In 2018, the company plans a national roll-out of its on-line grocery business, including the rapid expansion of PC Express pick-up sites and the complementary option of home delivery. PC Express will be introduced to 500 new pick-up sites, bringing the total to more than 700, including more grocery stores, GO Train commuter stations, and the first of many Shoppers Drug Mart stores. Home delivery is currently offered in 11 major markets (including Toronto, Vancouver and Calgary) through Instacart, with five to follow this year (including Montreal, Halifax and Regina).
Nationally, almost half of Canadians already have access to PC Express or home delivery. By year end, 70% of Canadians, from coast-to-coast, will have both options. In major urban markets, the Company aims for over 90% coverage, providing customers the option to grocery shop in-person, in their car, or from the comfort of their home.
The following highlights include the impacts of the consolidation of franchises and disposition of gas bar operations.
• Revenue was $10,367 million, a decrease of $37 million, or 0.4%, compared to the first quarter of 2017.
• Retail segment sales were $10,105 million, a decrease of $61 million, or 0.6%, compared to the first quarter of 2017.
Retail sales growth, excluding the disposition of gas bar operations, was 2.9%.
Food retail (Loblaw) same-store sales growth was 1.9%, excluding gas bar operations.
Drug retail (Shoppers Drug Mart) same-store sales growth was 3.7%, with pharmacy same-store sales growth of 3.5% and front store same-store sales growth of 3.8%.
• Operating income was $480 million, a decrease of $15 million, or 3.0%, compared to the first quarter of 2017.

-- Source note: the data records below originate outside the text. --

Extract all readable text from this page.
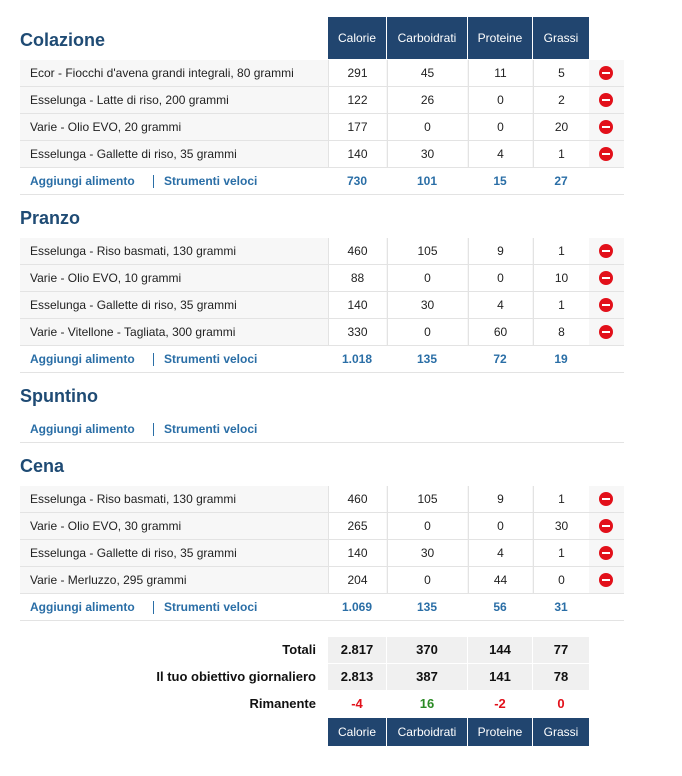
Calorie	Carboidrati	Proteine	Grassi
Colazione
Ecor - Fiocchi d'avena grandi integrali, 80 grammi	291	45	11	5
Esselunga - Latte di riso, 200 grammi	122	26	0	2
Varie - Olio EVO, 20 grammi	177	0	0	20
Esselunga - Gallette di riso, 35 grammi	140	30	4	1
Aggiungi alimento Strumenti veloci	730	101	15	27
Pranzo
Esselunga - Riso basmati, 130 grammi	460	105	9	1
Varie - Olio EVO, 10 grammi	88	0	0	10
Esselunga - Gallette di riso, 35 grammi	140	30	4	1
Varie - Vitellone - Tagliata, 300 grammi	330	0	60	8
Aggiungi alimento Strumenti veloci	1.018	135	72	19
Spuntino
Aggiungi alimento Strumenti veloci
Cena
Esselunga - Riso basmati, 130 grammi	460	105	9	1
Varie - Olio EVO, 30 grammi	265	0	0	30
Esselunga - Gallette di riso, 35 grammi	140	30	4	1
Varie - Merluzzo, 295 grammi	204	0	44	0
Aggiungi alimento Strumenti veloci	1.069	135	56	31
Totali	2.817	370	144	77
Il tuo obiettivo giornaliero	2.813	387	141	78
Rimanente	-4	16	-2	0
Calorie	Carboidrati	Proteine	Grassi
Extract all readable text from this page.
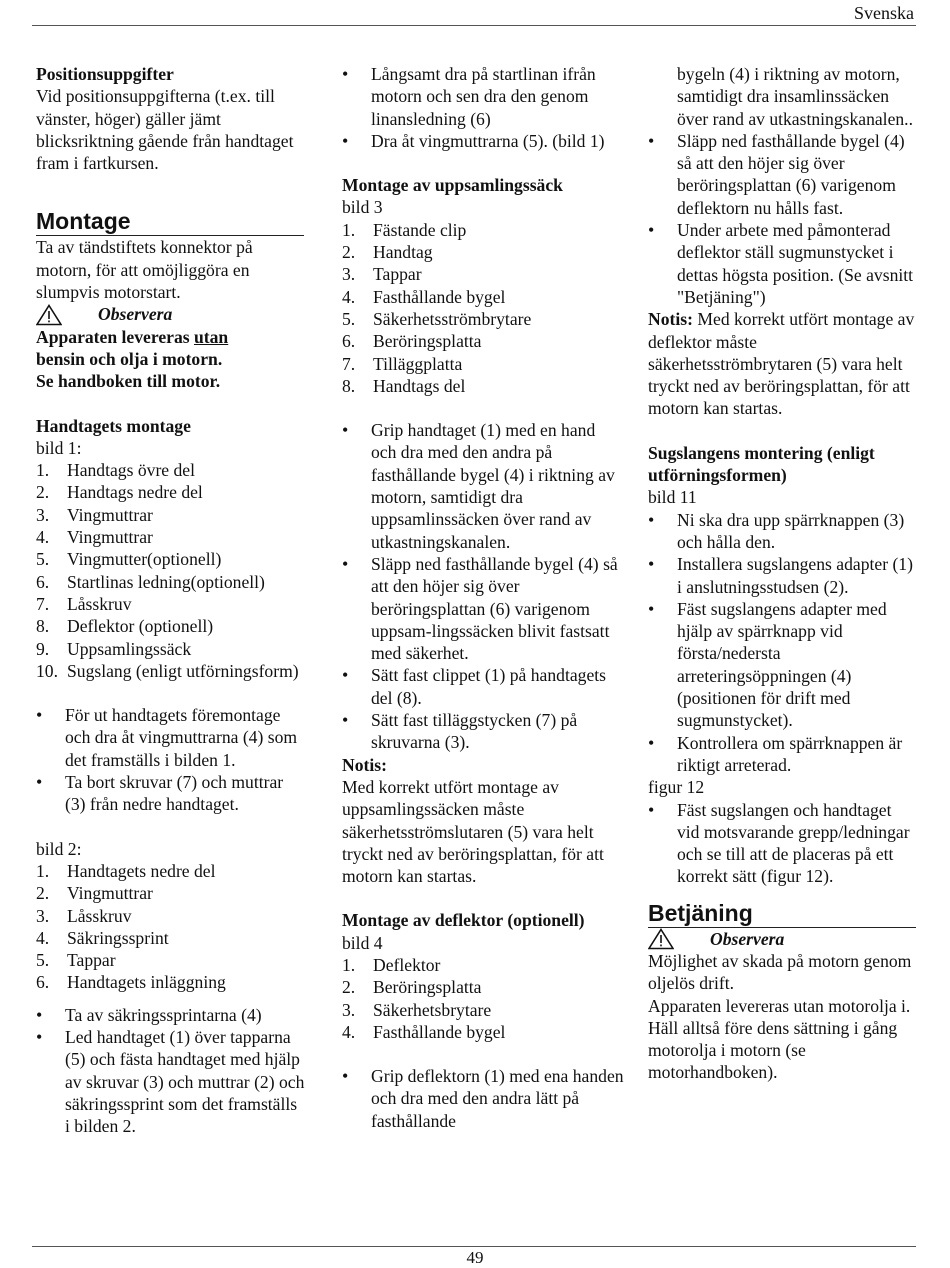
Svenska

Positionsuppgifter

Vid positionsuppgifterna (t.ex. till vänster, höger) gäller jämt blicksriktning gående från handtaget fram i fartkursen.

Montage

Ta av tändstiftets konnektor på motorn, för att omöjliggöra en slumpvis motorstart.

Observera

Apparaten levereras utan

bensin och olja i motorn.

Se handboken till motor.

Handtagets montage

bild 1:

1.	Handtags övre del
2.	Handtags nedre del
3.	Vingmuttrar
4.	Vingmuttrar
5.	Vingmutter(optionell)
6.	Startlinas ledning(optionell)
7.	Låsskruv
8.	Deflektor (optionell)
9.	Uppsamlingssäck
10. Sugslang (enligt utförningsform)
•
För ut handtagets föremontage och dra åt vingmuttrarna (4) som det framställs i bilden 1.
•
Ta bort skruvar (7) och muttrar (3) från nedre handtaget.

bild 2:

1.	Handtagets nedre del
2.	Vingmuttrar
3.	Låsskruv
4.	Säkringssprint
5.	Tappar
6.	Handtagets inläggning
•
Ta av säkringssprintarna (4)
•
Led handtaget (1) över tapparna (5) och fästa handtaget med hjälp av skruvar (3) och muttrar (2) och säkringssprint som det framställs i bilden 2.
•
Långsamt dra på startlinan ifrån motorn och sen dra den genom linansledning (6)
•
Dra åt vingmuttrarna (5). (bild 1)

Montage av uppsamlingssäck

bild 3

1.	Fästande clip
2.	Handtag
3.	Tappar
4.	Fasthållande bygel
5.	Säkerhetsströmbrytare
6.	Beröringsplatta
7.	Tilläggplatta
8.	Handtags del
•
Grip handtaget (1) med en hand och dra med den andra på fasthållande bygel (4) i riktning av motorn, samtidigt dra uppsamlinssäcken över rand av utkastningskanalen.
•
Släpp ned fasthållande bygel (4) så att den höjer sig över beröringsplattan (6) varigenom uppsam-lingssäcken blivit fastsatt med säkerhet.
•
Sätt fast clippet (1) på handtagets del (8).
•
Sätt fast tilläggstycken (7) på skruvarna (3).

Notis:

Med korrekt utfört montage av uppsamlingssäcken måste säkerhetsströmslutaren (5) vara helt tryckt ned av beröringsplattan, för att motorn kan startas.

Montage av deflektor (optionell)

bild 4

1.	Deflektor
2.	Beröringsplatta
3.	Säkerhetsbrytare
4.	Fasthållande bygel
•
Grip deflektorn (1) med ena handen och dra med den andra lätt på fasthållande

bygeln (4) i riktning av motorn, samtidigt dra insamlinssäcken över rand av utkastningskanalen..

•
Släpp ned fasthållande bygel (4) så att den höjer sig över beröringsplattan (6) varigenom deflektorn nu hålls fast.
•
Under arbete med påmonterad deflektor ställ sugmunstycket i dettas högsta position. (Se avsnitt "Betjäning")

Notis: Med korrekt utfört montage av deflektor måste säkerhetsströmbrytaren (5) vara helt tryckt ned av beröringsplattan, för att motorn kan startas.

Sugslangens montering (enligt utförningsformen)

bild 11

•
Ni ska dra upp spärrknappen (3) och hålla den.
•
Installera sugslangens adapter (1) i anslutningsstudsen (2).
•
Fäst sugslangens adapter med hjälp av spärrknapp vid första/nedersta arreteringsöppningen (4) (positionen för drift med sugmunstycket).
•
Kontrollera om spärrknappen är riktigt arreterad.

figur 12

•
Fäst sugslangen och handtaget vid motsvarande grepp/ledningar och se till att de placeras på ett korrekt sätt (figur 12).
Betjäning
Observera

Möjlighet av skada på motorn genom oljelös drift.

Apparaten levereras utan motorolja i. Häll alltså före dens sättning i gång motorolja i motorn (se motorhandboken).

49
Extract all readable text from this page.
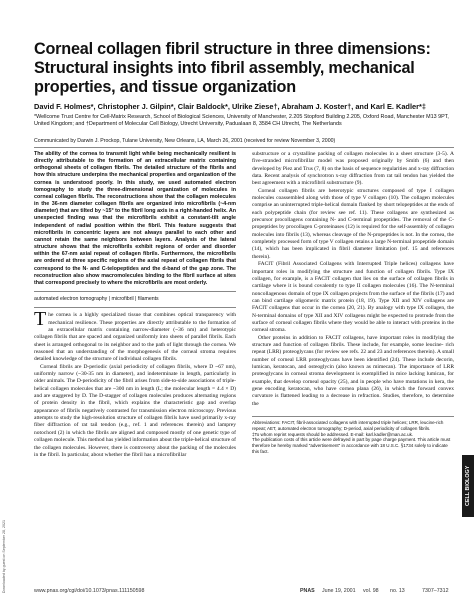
Corneal collagen fibril structure in three dimensions: Structural insights into fibril assembly, mechanical properties, and tissue organization
David F. Holmes*, Christopher J. Gilpin*, Clair Baldock*, Ulrike Ziese†, Abraham J. Koster†, and Karl E. Kadler*‡
*Wellcome Trust Centre for Cell-Matrix Research, School of Biological Sciences, University of Manchester, 2.205 Stopford Building 2.205, Oxford Road, Manchester M13 9PT, United Kingdom; and †Department of Molecular Cell Biology, Utrecht University, Padualaan 8, 3584 CH Utrecht, The Netherlands
Communicated by Darwin J. Prockop, Tulane University, New Orleans, LA, March 26, 2001 (received for review November 3, 2000)

The ability of the cornea to transmit light while being mechanically resilient is directly attributable to the formation of an extracellular matrix containing orthogonal sheets of collagen fibrils. The detailed structure of the fibrils and how this structure underpins the mechanical properties and organization of the cornea is understood poorly. In this study, we used automated electron tomography to study the three-dimensional organization of molecules in corneal collagen fibrils. The reconstructions show that the collagen molecules in the 36-nm diameter collagen fibrils are organized into microfibrils (~4-nm diameter) that are tilted by ~15° to the fibril long axis in a right-handed helix. An unexpected finding was that the microfibrils exhibit a constant-tilt angle independent of radial position within the fibril. This feature suggests that microfibrils in concentric layers are not always parallel to each other and cannot retain the same neighbors between layers. Analysis of the lateral structure shows that the microfibrils exhibit regions of order and disorder within the 67-nm axial repeat of collagen fibrils. Furthermore, the microfibrils are ordered at three specific regions of the axial repeat of collagen fibrils that correspond to the N- and C-telopeptides and the d-band of the gap zone. The reconstruction also show macromolecules binding to the fibril surface at sites that correspond precisely to where the microfibrils are most orderly.

automated electron tomography | microfibril | filaments

The cornea is a highly specialized tissue that combines optical transparency with mechanical resilience. These properties are directly attributable to the formation of an extracellular matrix containing narrow-diameter (~36 nm) and heterotypic collagen fibrils that are spaced and organized uniformly into sheets of parallel fibrils. Each sheet is arranged orthogonal to its neighbor and to the path of light through the cornea. We reasoned that an understanding of the morphogenesis of the corneal stroma requires detailed knowledge of the structure of individual collagen fibrils.

Corneal fibrils are D-periodic (axial periodicity of collagen fibrils, where D ~67 nm), uniformly narrow (~30-35 nm in diameter), and indeterminate in length, particularly in older animals. The D-periodicity of the fibril arises from side-to-side associations of triple-helical collagen molecules that are ~300 nm in length (L; the molecular length = 4.4 × D) and are staggered by D. The D-stagger of collagen molecules produces alternating regions of protein density in the fibril, which explains the characteristic gap and overlap appearance of fibrils negatively contrasted for transmission electron microscopy. Previous attempts to study the high-resolution structure of collagen fibrils have used primarily x-ray fiber diffraction of rat tail tendon (e.g., ref. 1 and references therein) and lamprey notochord (2) in which the fibrils are aligned and composed mostly of one genetic type of collagen molecule. This method has yielded information about the triple-helical structure of the collagen molecules. However, there is controversy about the packing of the molecules in the fibril. In particular, about whether the fibril has a microfibrillar

substructure or a crystalline packing of collagen molecules in a sheet structure (3-5). A five-stranded microfibrillar model was proposed originally by Smith (6) and then developed by Piez and Trus (7, 8) on the basis of sequence regularities and x-ray diffraction data. Recent analysis of synchrotron x-ray diffraction from rat tail tendon has yielded the best agreement with a microfibril substructure (9).

Corneal collagen fibrils are heterotypic structures composed of type I collagen molecules coassembled along with those of type V collagen (10). The collagen molecules comprise an uninterrupted triple-helical domain flanked by short telopeptides at the ends of each polypeptide chain (for review see ref. 11). These collagens are synthesized as precursor procollagens containing N- and C-terminal propeptides. The removal of the C-propeptides by procollagen C-proteinases (12) is required for the self-assembly of collagen molecules into fibrils (13), whereas cleavage of the N-propeptides is not. In the cornea, the completely processed form of type V collagen retains a large N-terminal propeptide domain (14), which has been implicated in fibril diameter limitation (ref. 15 and references therein).

FACIT (Fibril Associated Collagens with Interrupted Triple helices) collagens have important roles in modifying the structure and function of collagen fibrils. Type IX collagen, for example, is a FACIT collagen that lies on the surface of collagen fibrils in cartilage where it is bound covalently to type II collagen molecules (16). The N-terminal noncollagenous domain of type IX collagen projects from the surface of the fibrils (17) and can bind cartilage oligomeric matrix protein (18, 19). Type XII and XIV collagens are FACIT collagens that occur in the cornea (20, 21). By analogy with type IX collagen, the N-terminal domains of type XII and XIV collagens might be expected to protrude from the surface of corneal collagen fibrils where they would be able to interact with proteins in the corneal stroma.

Other proteins in addition to FACIT collagens, have important roles in modifying the structure and function of collagen fibrils. These include, for example, some leucine- rich repeat (LRR) proteoglycans (for review see refs. 22 and 23 and references therein). A small number of corneal LRR proteoglycans have been identified (24). These include decorin, lumican, keratocan, and osteoglycin (also known as mimecan). The importance of LRR proteoglycans in corneal stroma development is exemplified in mice lacking lumican, for example, that develop corneal opacity (25), and in people who have mutations in kera, the gene encoding keratocan, who have cornea plana (26), in which the forward convex curvature is flattened leading to a decrease in refraction. Studies, therefore, to determine the

Abbreviations: FACIT, fibril-associated collagens with interrupted triple helices; LRR, leucine-rich repeat; AET, automated electron tomography; D-period, axial periodicity of collagen fibrils.

‡To whom reprint requests should be addressed. E-mail: karl.kadler@man.ac.uk.

The publication costs of this article were defrayed in part by page charge payment. This article must therefore be hereby marked "advertisement" in accordance with 18 U.S.C. §1734 solely to indicate this fact.

www.pnas.org/cgi/doi/10.1073/pnas.111150598	PNAS June 19, 2001 vol. 98 no. 13	7307–7312
CELL BIOLOGY
Downloaded by guest on September 28, 2021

• Net earnings available to common shareholders of the Company were $377 million, an increase of $145 million, or 62.5%, compared to the first quarter of 2017. Diluted net earnings per common share were $0.98, an increase of $0.40, or 69.0%, compared to the first quarter of 2017.
• Adjusted EBITDA was $876 million, an increase of $8 million, or 0.9%, compared to the first quarter of 2017.
• Adjusted net earnings available to common shareholders of the Company were $361 million, a decrease of $5 million compared to the first quarter of 2017. Adjusted diluted net earnings per common share were $0.94, an increase of $0.03, or 3.3%, compared to the first quarter of 2017.